More 'Millionaire' for fall




By John Kiesewetter
The Cincinnati Enquirer

        ABC delivered its final answers Tuesday: More Millionaire, no more Sports Night, and no new NYPD Blue until January.

        A fourth hour of the Regis Philbin's Who Wants to be a Millionaire will air at 8 p.m. Wednesdays this fall. The three Millionaires (Tuesday, Sunday, Thursday) are the top three shows this TV season.

ABC'S FALL LINEUP
  Sunday: 7, Wonderful World of Disney; 9, Who Wants to Be a Millionaire; 10, The Practice.
  Monday: 8, 20/20; 9, Monday Night Football.
  Tuesday:
8, Who Wants to Be a Millionaire; 9, Dharma & Greg; 9:30, Geena; 10, Once and Again/NYPD Blue.
  Wednesday:
8, Who Wants to Be a Millionaire; 9, Drew Carey Show; 9:30, Spin City; 10, Gideon's Crossing.
  Thursday: 8, Whose Line Is It Anyway?; 8:30, Whose Line Is It Anyway?; 9, Who Wants to Be a Millionaire; 10, Primetime Thursday.
  Friday:
8, Two Guys and a Girl; 8:30, People Who Fear People; 9, Norm; 9:30, Madigan Men; 10, 20/20.
  Saturday: 8, movie.
        ABC, which also added three new comedies and one drama, announced Tuesday that Sela Ward's Once and Again and NYPD Blue again will share 10 p.m. Tuesdays next season. Once and Again will air there this fall, and move to 10 p.m. Mondays after the Monday Night Football season concludes.

        Sports Night, the critically acclaimed comedy, was among the dozen series canceled by ABC. Producers are talking to HBO about picking it up.

        “We have been approached and we're having preliminary conversations,” an HBO spokesman said Tuesday.

        Also canceled were: The Hughleys, Then Came You, Making the Band, Talk to Me, Odd Man Out, Wasteland, Wonderland, Snoops, Oh Grow Up, Boy Meets World and It's Like, You Know.

        With the loss of Sabrina, the Teenage Witch to WB, ABC has dropped the Friday kids' stuff and put a decidedly adult tone to the “TGIF” comedies with Norm and Two Guys and a Girl.

        ABC also abandoned the 20/20 designation for Diane Sawyer's prime-time magazine, changing the title to Primetime Thursday as it moves from Wednesday to Thursday. It had been called Primetime Live from 1989 to 1998.

        Of the four new series, three are produced and owned by Touchstone Television, a sister ABC company.

        The new comedies:

        • Geena (9:30 p.m.

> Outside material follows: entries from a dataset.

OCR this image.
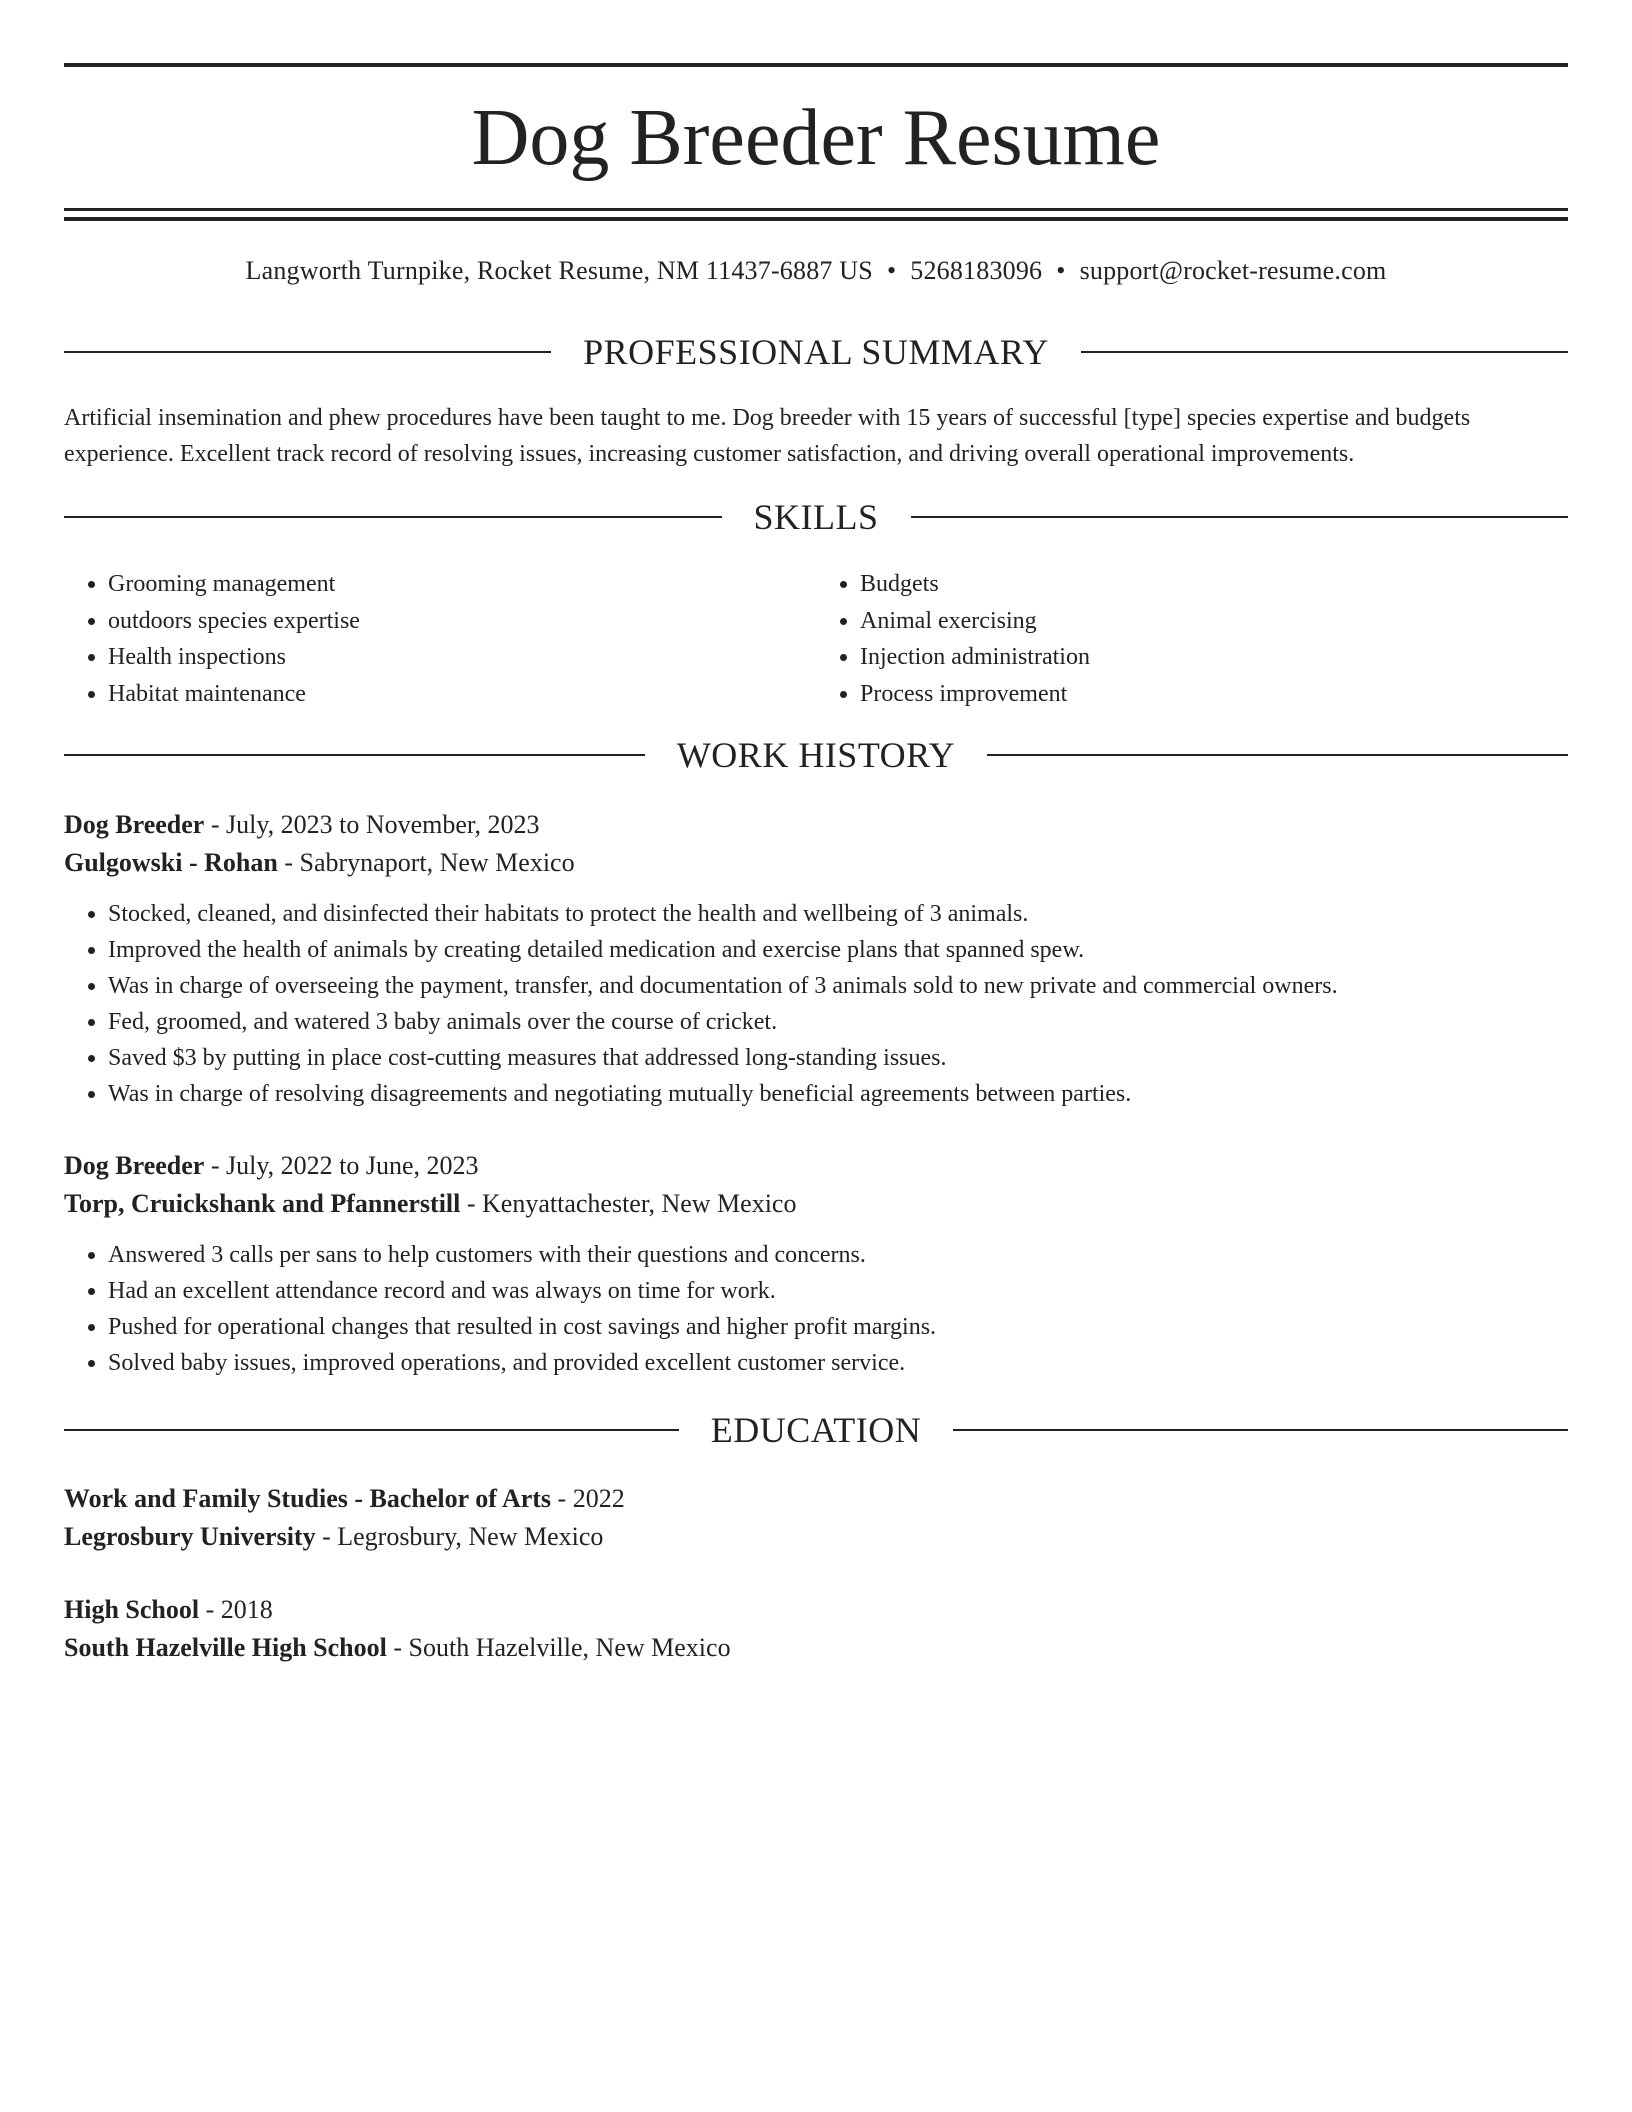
Dog Breeder Resume
Langworth Turnpike, Rocket Resume, NM 11437-6887 US • 5268183096 • support@rocket-resume.com
PROFESSIONAL SUMMARY

Artificial insemination and phew procedures have been taught to me. Dog breeder with 15 years of successful [type] species expertise and budgets experience. Excellent track record of resolving issues, increasing customer satisfaction, and driving overall operational improvements.

SKILLS
• Grooming management
• outdoors species expertise
• Health inspections
• Habitat maintenance
• Budgets
• Animal exercising
• Injection administration
• Process improvement
WORK HISTORY
Dog Breeder - July, 2023 to November, 2023
Gulgowski - Rohan - Sabrynaport, New Mexico
• Stocked, cleaned, and disinfected their habitats to protect the health and wellbeing of 3 animals.
• Improved the health of animals by creating detailed medication and exercise plans that spanned spew.
• Was in charge of overseeing the payment, transfer, and documentation of 3 animals sold to new private and commercial owners.
• Fed, groomed, and watered 3 baby animals over the course of cricket.
• Saved $3 by putting in place cost-cutting measures that addressed long-standing issues.
• Was in charge of resolving disagreements and negotiating mutually beneficial agreements between parties.
Dog Breeder - July, 2022 to June, 2023
Torp, Cruickshank and Pfannerstill - Kenyattachester, New Mexico
• Answered 3 calls per sans to help customers with their questions and concerns.
• Had an excellent attendance record and was always on time for work.
• Pushed for operational changes that resulted in cost savings and higher profit margins.
• Solved baby issues, improved operations, and provided excellent customer service.
EDUCATION
Work and Family Studies - Bachelor of Arts - 2022
Legrosbury University - Legrosbury, New Mexico
High School - 2018
South Hazelville High School - South Hazelville, New Mexico
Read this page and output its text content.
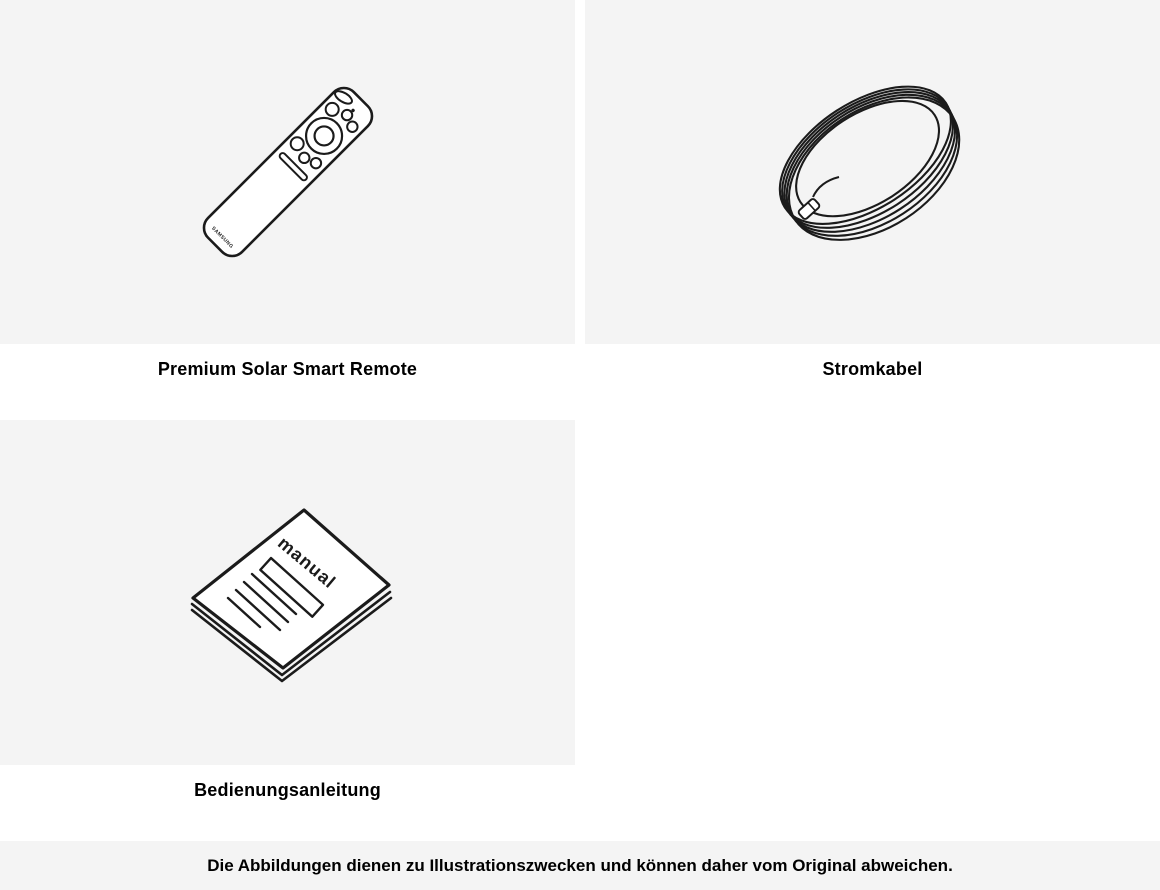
SAMSUNG
Premium Solar Smart Remote	Stromkabel
manual
Bedienungsanleitung
Die Abbildungen dienen zu Illustrationszwecken und können daher vom Original abweichen.
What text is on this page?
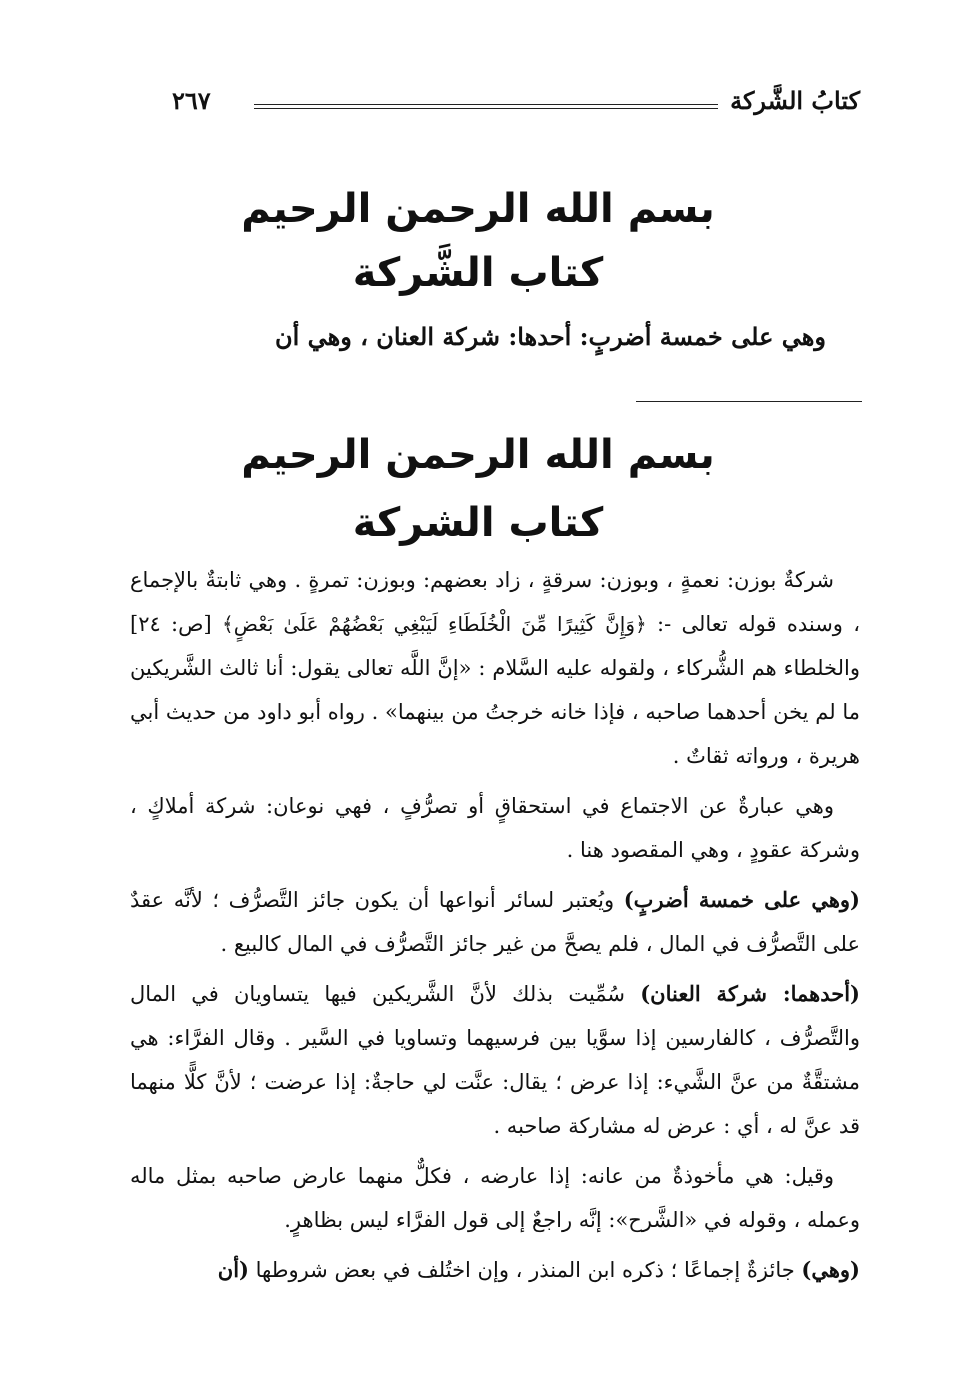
كتابُ الشَّركة
٢٦٧
بسم الله الرحمن الرحيم
كتاب الشَّركة
وهي على خمسة أضربٍ: أحدها: شركة العنان ، وهي أن
بسم الله الرحمن الرحيم
كتاب الشركة

شركةٌ بوزن: نعمةٍ ، وبوزن: سرقةٍ ، زاد بعضهم: وبوزن: تمرةٍ . وهي ثابتةٌ بالإجماع ، وسنده قوله تعالى -: ﴿وَإِنَّ كَثِيرًا مِّنَ الْخُلَطَاءِ لَيَبْغِي بَعْضُهُمْ عَلَىٰ بَعْضٍ﴾ [ص: ٢٤] والخلطاء هم الشُّركاء ، ولقوله عليه السَّلام : «إنَّ اللَّه تعالى يقول: أنا ثالث الشَّريكين ما لم يخن أحدهما صاحبه ، فإذا خانه خرجتُ من بينهما» . رواه أبو داود من حديث أبي هريرة ، ورواته ثقاتٌ .

وهي عبارةٌ عن الاجتماع في استحقاقٍ أو تصرُّفٍ ، فهي نوعان: شركة أملاكٍ ، وشركة عقودٍ ، وهي المقصود هنا .

(وهي على خمسة أضربٍ) ويُعتبر لسائر أنواعها أن يكون جائز التَّصرُّف ؛ لأنَّه عقدٌ على التَّصرُّف في المال ، فلم يصحَّ من غير جائز التَّصرُّف في المال كالبيع .

(أحدهما: شركة العنان) سُمِّيت بذلك لأنَّ الشَّريكين فيها يتساويان في المال والتَّصرُّف ، كالفارسين إذا سوَّيا بين فرسيهما وتساويا في السَّير . وقال الفرَّاء: هي مشتقَّةٌ من عنَّ الشَّيء: إذا عرض ؛ يقال: عنَّت لي حاجةٌ: إذا عرضت ؛ لأنَّ كلًّا منهما قد عنَّ له ، أي : عرض له مشاركة صاحبه .

وقيل: هي مأخوذةٌ من عانه: إذا عارضه ، فكلٌّ منهما عارض صاحبه بمثل ماله وعمله ، وقوله في «الشَّرح»: إنَّه راجعٌ إلى قول الفرَّاء ليس بظاهرٍ.

(وهي) جائزةٌ إجماعًا ؛ ذكره ابن المنذر ، وإن اختُلف في بعض شروطها (أن
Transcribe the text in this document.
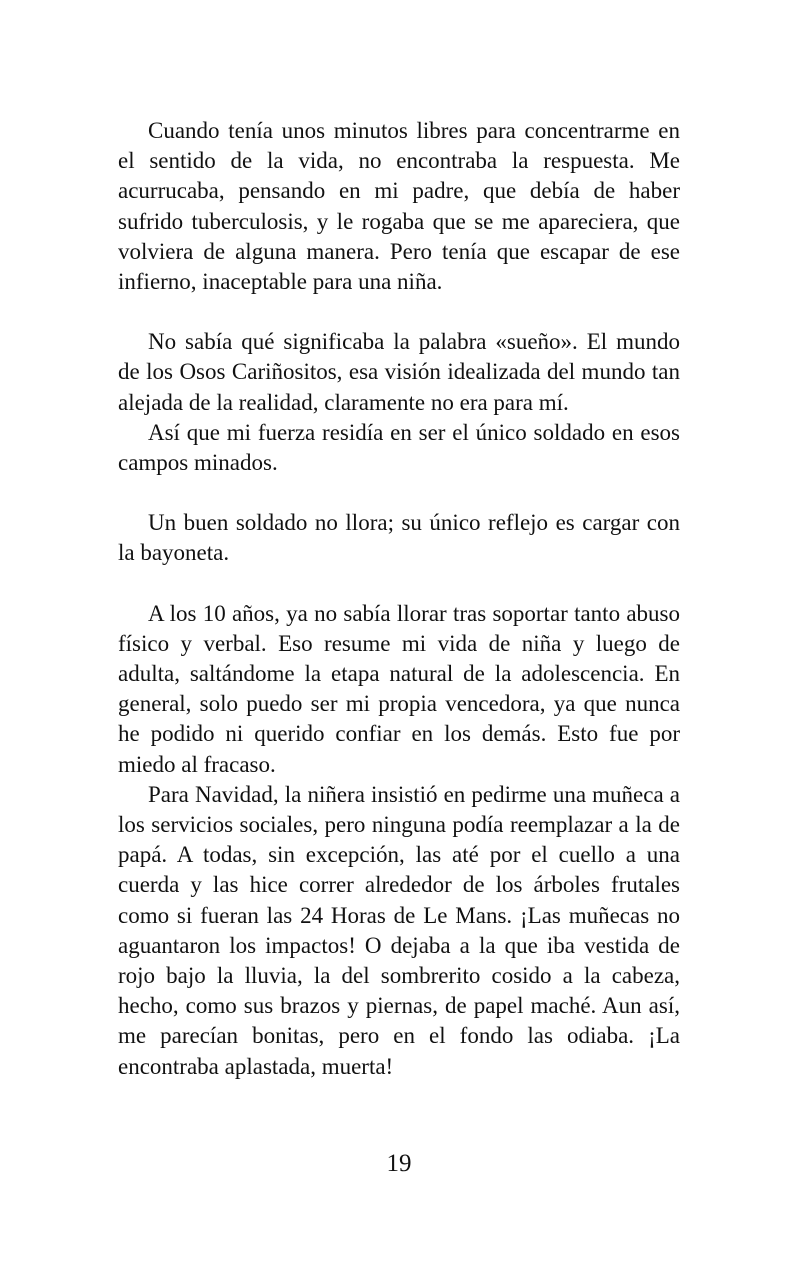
Cuando tenía unos minutos libres para concentrarme en el sentido de la vida, no encontraba la respuesta. Me acurrucaba, pensando en mi padre, que debía de haber sufrido tuberculosis, y le rogaba que se me apareciera, que volviera de alguna manera. Pero tenía que escapar de ese infierno, inaceptable para una niña.

No sabía qué significaba la palabra «sueño». El mundo de los Osos Cariñositos, esa visión idealizada del mundo tan alejada de la realidad, claramente no era para mí.

Así que mi fuerza residía en ser el único soldado en esos campos minados.

Un buen soldado no llora; su único reflejo es cargar con la bayoneta.

A los 10 años, ya no sabía llorar tras soportar tanto abuso físico y verbal. Eso resume mi vida de niña y luego de adulta, saltándome la etapa natural de la adolescencia. En general, solo puedo ser mi propia vencedora, ya que nunca he podido ni querido confiar en los demás. Esto fue por miedo al fracaso.

Para Navidad, la niñera insistió en pedirme una muñeca a los servicios sociales, pero ninguna podía reemplazar a la de papá. A todas, sin excepción, las até por el cuello a una cuerda y las hice correr alrededor de los árboles frutales como si fueran las 24 Horas de Le Mans. ¡Las muñecas no aguantaron los impactos! O dejaba a la que iba vestida de rojo bajo la lluvia, la del sombrerito cosido a la cabeza, hecho, como sus brazos y piernas, de papel maché. Aun así, me parecían bonitas, pero en el fondo las odiaba. ¡La encontraba aplastada, muerta!

19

Thursday): Oscar-winner Geena Davis stars as a New York career woman who falls in love with a man (Peter Horton, thirtysomething) with a 6-year-old girl, an unpredictable 16-year-old boy and a hostile housekeeper.

        • People Who Fear People (8:30 Friday): Paranoid pals Bob and Max (David Krumholtz, The Santa Clause; Brad Raider) are convinced our increasingly computerized world is conspiring against them. Jon Cryer (Partners) co-stars as their neighbor who likes to spy on them.

        • Madigan Men (9:30 Friday): In his first TV series, Gabriel Byrne (End of Days, The Usual Suspects) stars as a divorced father who gets dating advice from his teen-age son (John Hensley). Co-starring Grant Shaud (Miles from Murphy Brown) and Roy Dotrice (TV's Beauty and the Beast).

        The new drama:

        • Gideon's Crossing (10 p.m. Wednesday): Andre Braugher (Homicide: Life on the Street) plays a compassionate yet demanding doctor in a medical drama from Paul Attanasio (Quiz Show, Homicide: Life on the Street).

        ABC also announced that Damon Wayans, Joan Cusack and Denis Leary would star in midseason comedies.